- Artist: Alice Maher
- Year: 1994
- Type: sculpture
- Medium: mixed media
- Dimensions: 25 cm × 32 cm × 24 cm (9.8 in × 13 in × 9.4 in)
- Location: The Irish Museum of Modern Art; Dublin;

= Berry Dress =

1994 mixed media sculpture by Alice Maher

The Berry Dress is a 1994 mixed media sculpture by Alice Maher.

==Description==
The sculpture has dimensions 25 x 32 x 24 centimeters. It is in the collection of the Irish Museum of Modern Art, Dublin.

==Analysis==
It represents a young girl's dress painted dark pink, that stands alone on a shelf. It is self-supported due to a wax treatment. The bottom part of the dress just under the yoke is decorated with rose hips, or berries. The dress was created in 1994 and the berries were originally round and a blood red color but have dried into a shriveled brown crust. The dress presents challenges for presentation and preservation, while being itself a commentary on the definition of the term "dress".

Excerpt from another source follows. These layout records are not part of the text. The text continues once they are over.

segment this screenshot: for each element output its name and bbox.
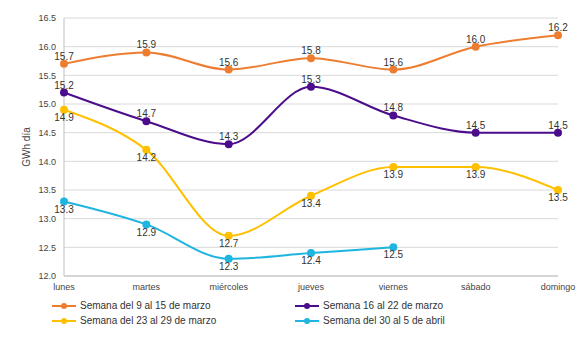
svg-text:14.5: 14.5 (548, 120, 568, 131)
svg-text:14.5: 14.5 (466, 120, 486, 131)
svg-text:15.3: 15.3 (301, 74, 321, 85)
svg-text:16.2: 16.2 (548, 22, 568, 33)
svg-text:12.3: 12.3 (219, 261, 239, 272)
svg-text:viernes: viernes (379, 282, 409, 292)
html-text:Semana 16 al 22 de marzo: Semana 16 al 22 de marzo (323, 300, 444, 311)
svg-text:12.4: 12.4 (301, 255, 321, 266)
svg-text:sábado: sábado (461, 282, 491, 292)
svg-text:GWh día: GWh día (21, 127, 32, 167)
svg-text:12.5: 12.5 (38, 243, 56, 253)
svg-text:13.9: 13.9 (384, 169, 404, 180)
svg-text:martes: martes (133, 282, 161, 292)
svg-text:15.5: 15.5 (38, 70, 56, 81)
svg-text:13.3: 13.3 (54, 204, 74, 215)
svg-text:domingo: domingo (541, 282, 576, 292)
svg-text:15.6: 15.6 (219, 57, 239, 68)
svg-text:14.0: 14.0 (38, 157, 56, 167)
svg-text:15.2: 15.2 (54, 80, 74, 91)
svg-text:14.7: 14.7 (137, 108, 157, 119)
svg-text:13.0: 13.0 (38, 214, 56, 224)
svg-text:12.5: 12.5 (384, 249, 404, 260)
svg-text:13.5: 13.5 (38, 185, 56, 195)
svg-text:16.0: 16.0 (38, 41, 56, 52)
svg-text:13.4: 13.4 (301, 198, 321, 209)
svg-text:miércoles: miércoles (209, 282, 248, 292)
svg-text:12.0: 12.0 (38, 271, 56, 281)
html-text:Semana del 30 al 5 de abril: Semana del 30 al 5 de abril (323, 315, 445, 326)
svg-text:15.7: 15.7 (54, 51, 74, 62)
svg-text:15.8: 15.8 (301, 45, 321, 56)
svg-text:16.0: 16.0 (466, 34, 486, 45)
svg-text:lunes: lunes (53, 282, 75, 292)
svg-text:14.3: 14.3 (219, 131, 239, 142)
svg-text:12.7: 12.7 (219, 238, 239, 249)
html-text:Semana del 9 al 15 de marzo: Semana del 9 al 15 de marzo (80, 300, 211, 311)
svg-text:15.0: 15.0 (38, 99, 56, 109)
svg-text:14.2: 14.2 (137, 152, 157, 163)
svg-text:14.8: 14.8 (384, 102, 404, 113)
svg-text:13.5: 13.5 (548, 192, 568, 203)
svg-text:jueves: jueves (297, 282, 325, 292)
svg-text:14.5: 14.5 (38, 128, 56, 138)
svg-text:16.5: 16.5 (38, 13, 56, 23)
svg-text:14.9: 14.9 (54, 112, 74, 123)
svg-text:15.9: 15.9 (137, 39, 157, 50)
html-text:Semana del 23 al 29 de marzo: Semana del 23 al 29 de marzo (80, 315, 217, 326)
svg-text:12.9: 12.9 (137, 227, 157, 238)
svg-text:13.9: 13.9 (466, 169, 486, 180)
svg-text:15.6: 15.6 (384, 57, 404, 68)
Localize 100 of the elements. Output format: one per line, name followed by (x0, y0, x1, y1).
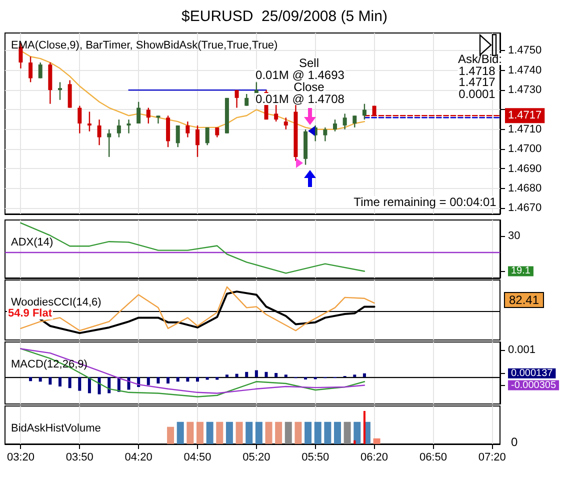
annotation: Close (292, 80, 326, 94)
candlestick (284, 117, 288, 130)
y-tick-label: 0.001 (508, 344, 536, 356)
text: WoodiesCCI(14,6) (11, 296, 102, 308)
x-tick-label: 04:20 (124, 452, 152, 464)
candlestick (196, 124, 200, 158)
y-tick-label: 19.1 (511, 266, 531, 277)
bar (196, 377, 199, 382)
y-tick-label: 1.4700 (508, 143, 542, 156)
bar (176, 377, 180, 382)
annotation: Ask/Bid: (456, 52, 504, 66)
bar (186, 422, 194, 444)
bar (216, 377, 219, 380)
bar (235, 374, 238, 378)
bar (284, 374, 288, 378)
bar (354, 440, 356, 444)
candlestick (186, 120, 190, 138)
annotation: Sell (298, 56, 320, 70)
text: 82.41 (504, 292, 544, 308)
candlestick (116, 118, 121, 138)
y-tick-label: 0.000137 (511, 368, 554, 379)
bar (245, 372, 248, 378)
y-tick-label: 1.4710 (508, 123, 542, 136)
candlestick (176, 124, 180, 148)
y-tick-label: 1.4750 (508, 44, 542, 57)
bar (354, 422, 361, 444)
candlestick (58, 82, 62, 100)
bar (48, 377, 52, 385)
candlestick (68, 80, 72, 108)
bar (274, 373, 278, 378)
candlestick (244, 93, 249, 106)
y-tick-label: -0.000305 (511, 380, 556, 391)
text: ADX(14) (11, 236, 54, 248)
x-tick-label: 06:50 (419, 452, 447, 464)
x-tick-label: 04:50 (184, 452, 212, 464)
candlestick (274, 103, 278, 122)
candlestick (38, 62, 42, 79)
annotation: Time remaining = 00:04:01 (352, 195, 498, 209)
candlestick (87, 111, 92, 132)
bar (88, 377, 91, 394)
bar (264, 372, 268, 378)
bar (334, 422, 341, 444)
bar (255, 422, 262, 444)
bar (304, 422, 312, 444)
text: BidAskHistVolume (11, 422, 101, 434)
annotation: 0.01M @ 1.4708 (254, 92, 346, 106)
bar (146, 377, 150, 386)
bar (78, 377, 82, 391)
bar (176, 422, 184, 444)
x-tick-label: 05:20 (242, 452, 270, 464)
chart-title: $EURUSD 25/09/2008 (5 Min) (182, 8, 388, 25)
y-tick-label: 1.4690 (508, 162, 542, 175)
candlestick (362, 103, 366, 120)
candlestick (323, 126, 328, 142)
bar (196, 422, 204, 444)
annotation: 0.0001 (458, 87, 496, 101)
candlestick (136, 101, 141, 124)
bar (216, 422, 224, 444)
y-tick-label: 1.4670 (508, 202, 542, 214)
bar (284, 422, 292, 444)
candlestick (107, 128, 112, 158)
candlestick (333, 118, 337, 132)
bar (206, 422, 214, 444)
annotation: 54.9 Flat (6, 308, 54, 320)
data-label: 1.4717 (508, 110, 542, 122)
x-tick-label: 06:20 (360, 452, 388, 464)
bar (254, 370, 258, 378)
bar (156, 377, 160, 384)
x-tick-label: 03:20 (6, 452, 34, 464)
bar (362, 373, 366, 378)
y-tick-label: 1.4740 (508, 64, 542, 76)
candlestick (126, 118, 131, 134)
bar (186, 377, 190, 382)
y-tick-label: 30 (508, 230, 520, 242)
bar (108, 377, 111, 394)
annotation: 1.4718 (458, 64, 496, 78)
bar (226, 422, 233, 444)
bar (68, 377, 72, 388)
y-tick-label: 1.4680 (508, 182, 542, 194)
annotation: 1.4717 (458, 75, 496, 89)
candlestick (342, 113, 347, 130)
candlestick (156, 115, 160, 124)
x-tick-label: 05:50 (302, 452, 330, 464)
y-tick-label: 1.4730 (508, 84, 542, 96)
candlestick (234, 89, 239, 108)
candlestick (28, 56, 33, 83)
annotation: 0.01M @ 1.4693 (254, 68, 346, 82)
candlestick (166, 115, 170, 148)
bar (236, 422, 243, 444)
bar (265, 422, 272, 444)
x-tick-label: 07:20 (478, 452, 506, 464)
bar (58, 377, 62, 386)
bar (38, 377, 42, 382)
bar (98, 377, 101, 394)
bar (344, 422, 351, 444)
candlestick (352, 115, 357, 128)
bar (225, 374, 228, 378)
candlestick (78, 105, 82, 134)
bar (167, 426, 174, 444)
candlestick (97, 118, 102, 146)
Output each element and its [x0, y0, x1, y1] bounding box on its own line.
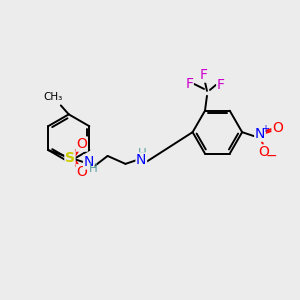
Text: O: O	[259, 145, 269, 159]
Text: F: F	[200, 68, 208, 82]
Text: F: F	[185, 77, 193, 91]
Text: O: O	[76, 165, 87, 179]
Text: N: N	[84, 155, 94, 169]
Text: N: N	[136, 153, 146, 167]
Text: F: F	[217, 78, 225, 92]
Text: O: O	[272, 121, 283, 135]
Text: −: −	[265, 149, 277, 163]
Text: S: S	[65, 151, 75, 165]
Text: N: N	[255, 127, 265, 141]
Text: +: +	[261, 124, 269, 134]
Text: H: H	[138, 148, 147, 160]
Text: H: H	[89, 162, 98, 175]
Text: CH₃: CH₃	[43, 92, 62, 103]
Text: O: O	[76, 137, 87, 151]
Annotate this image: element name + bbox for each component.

Alice Maher's work often incorporates natural materials and this dress can be seen as a pendant of a similar girl's dress presented on a shelf covered in mummified honeybees.

When asked about her art, Maher said "...the meaning is changing all the time. This depends on the context, who's looking at it, and how much time has passed. For example with a dress, it meant something completely different perhaps in the 80s than now."